Trocando olhares, Bill e Caitlin suspiraram e decidiram seguir com Harvey até a sala de jantar, do outro lado do castelo. Suada e ofegante pelo treinamento, Caitlin enrolou seus fios dourados na tentativa de fazer um coque, que logo se desmanchou pela falta do que o prendesse. Os sai estavam juntos em sua mão esquerda, enquanto os de Bill haviam ficado no local onde treinavam. O vampiro estava no mesmo estado que o dela, com seus cabelos escuros grudando em sua testa e no queixo, que era mais ou menos até onde os fios se estendiam.

— Deveria passar uma tesoura nesse cabelo — comentou ao virarem o corredor.

— Deveria cuidar do seu — Bill retrucou. Harvey ia a frente e, por sorte, escondera o sorriso. Aqueles dois eram cheios de respostas atravessadas, mas trabalhavam tão perfeitamente juntos que era difícil vê-los separados quando tinham alguma ação.

Chegaram à sala de jantar e avistaram Allyson sentada em uma das cadeiras de estofado negro perto da mesa. Ela encarava o lustre moldado no preto e dourado pendurado logo acima de sua cabeça e tamborilava os dedos finos e pálidos em um pequeno quadro repousado à sua frente.

— O que foi Aly? — Bill perguntou ao sentar-se a frente dela.

— Primeiro vocês terão que me prometer que isto não sairá daqui.

— Palavra de escoteiro — Caitlin suspirou e levantou a mão direita rapidamente, antes que colocar seus sai em cima da mesa.

— Prometemos — Harvey disse ao ver que Allyson daria uma resposta a Caitlin. — Agora nos diga o que é.

— São duas coisas — suspirou e pegou o envelope que estava escondido debaixo do quadro. — Isto está endereçado a Anthony, mas ele é a última pessoa que pode saber disso.

— É crime pegar a correspondência dos outros sabia? — Caitlin cruzou os braços. Revirando os olhos, Allyson entregou o envelope para Bill, que o abriu e retirou de lá um simples pedaço de papel.

“Os lugares mais sombrios do Inferno são reservados àqueles que se mantiveram neutros em tempos de crise moral” — leu em voz alta.

— Dante Alighieri — Caitlin completou.

— Por que alguém mandaria Dante Alighieri para Anthony? — Harvey questionou.

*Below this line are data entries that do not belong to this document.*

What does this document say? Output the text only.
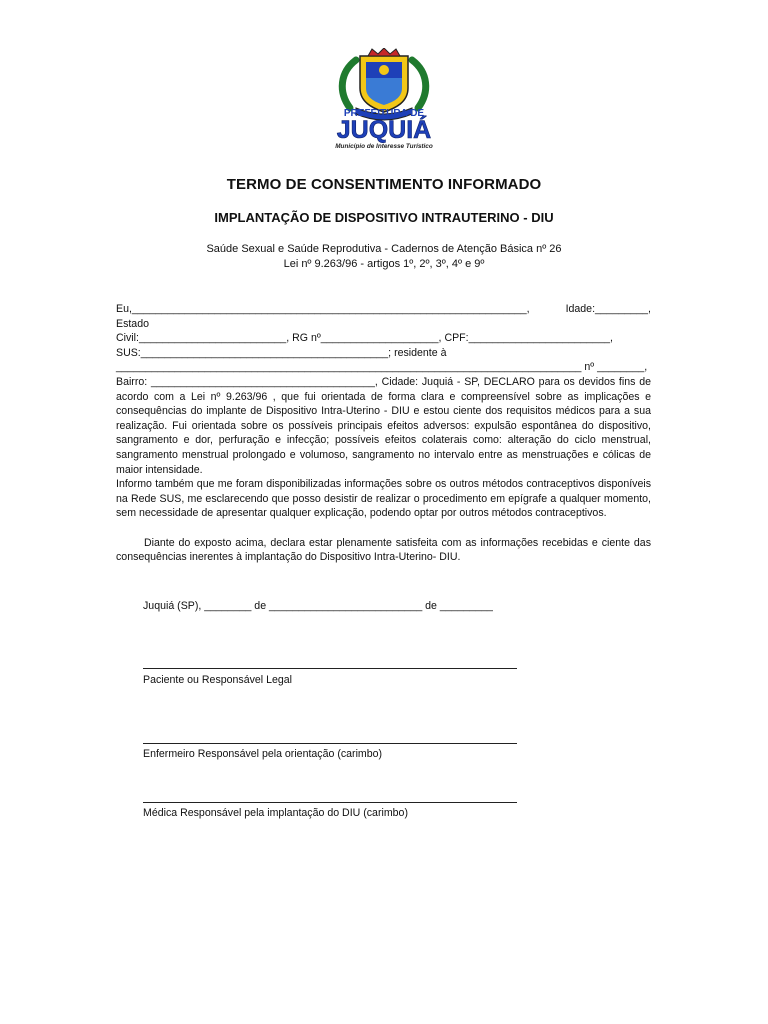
PREFEITURA DE
JUQUIÁ
Município de Interesse Turístico
TERMO DE CONSENTIMENTO INFORMADO
IMPLANTAÇÃO DE DISPOSITIVO INTRAUTERINO - DIU
Saúde Sexual e Saúde Reprodutiva - Cadernos de Atenção Básica nº 26
Lei nº 9.263/96 - artigos 1º, 2º, 3º, 4º e 9º
Eu,___________________________________________________________________, Idade:_________, Estado
Civil:_________________________, RG nº____________________, CPF:________________________,
SUS:__________________________________________; residente à
_______________________________________________________________________________ nº ________,

Bairro: ______________________________________, Cidade: Juquiá - SP, DECLARO para os devidos fins de acordo com a Lei nº 9.263/96 , que fui orientada de forma clara e compreensível sobre as implicações e consequências do implante de Dispositivo Intra-Uterino - DIU e estou ciente dos requisitos médicos para a sua realização. Fui orientada sobre os possíveis principais efeitos adversos: expulsão espontânea do dispositivo, sangramento e dor, perfuração e infecção; possíveis efeitos colaterais como: alteração do ciclo menstrual, sangramento menstrual prolongado e volumoso, sangramento no intervalo entre as menstruações e cólicas de maior intensidade.

Informo também que me foram disponibilizadas informações sobre os outros métodos contraceptivos disponíveis na Rede SUS, me esclarecendo que posso desistir de realizar o procedimento em epígrafe a qualquer momento, sem necessidade de apresentar qualquer explicação, podendo optar por outros métodos contraceptivos.

Diante do exposto acima, declara estar plenamente satisfeita com as informações recebidas e ciente das consequências inerentes à implantação do Dispositivo Intra-Uterino- DIU.

Juquiá (SP), ________ de __________________________ de _________
Paciente ou Responsável Legal
Enfermeiro Responsável pela orientação (carimbo)
Médica Responsável pela implantação do DIU (carimbo)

— E por que alguém mandaria isso para Anthony? — Allyson levantou o quadro. Ali estava pintado o retrato de uma mulher, sentada em um trono. O vestido lilás era bonito, com flores bordadas a mãos pela saia rodada e longa, junto com pequenas pérolas e fios de ouro. O cabelo negro estava trançado e jogado por cima do ombro. No rosto redondo, as bochechas estavam coradas e os olhos cor de mar miravam alguma coisa que só no momento da pintura se saberia para onde estava olhando, a boca levemente cheia estava levantada em um dos lados, mostrando o sorriso que deseja sair, mas que não podia.

— Lyanna — Caitlin sussurrou.

— Anthony não pode saber disso — Bill disse. — De maneira nenhuma.

Manearam com a cabeça e quase que ao mesmo tempo se recostaram nas cadeiras. Pensando e repensando no que acabaram de ver. Lyanna se fora há muito tempo e tudo que havia dela fora guardado e escondido, inclusive aquele quadro, que antes ficava nas escadas de uma das torres. Como aquele quadro havia saído do esconderijo e voltado endereçado a Anthony... Ah, isso ninguém sabia.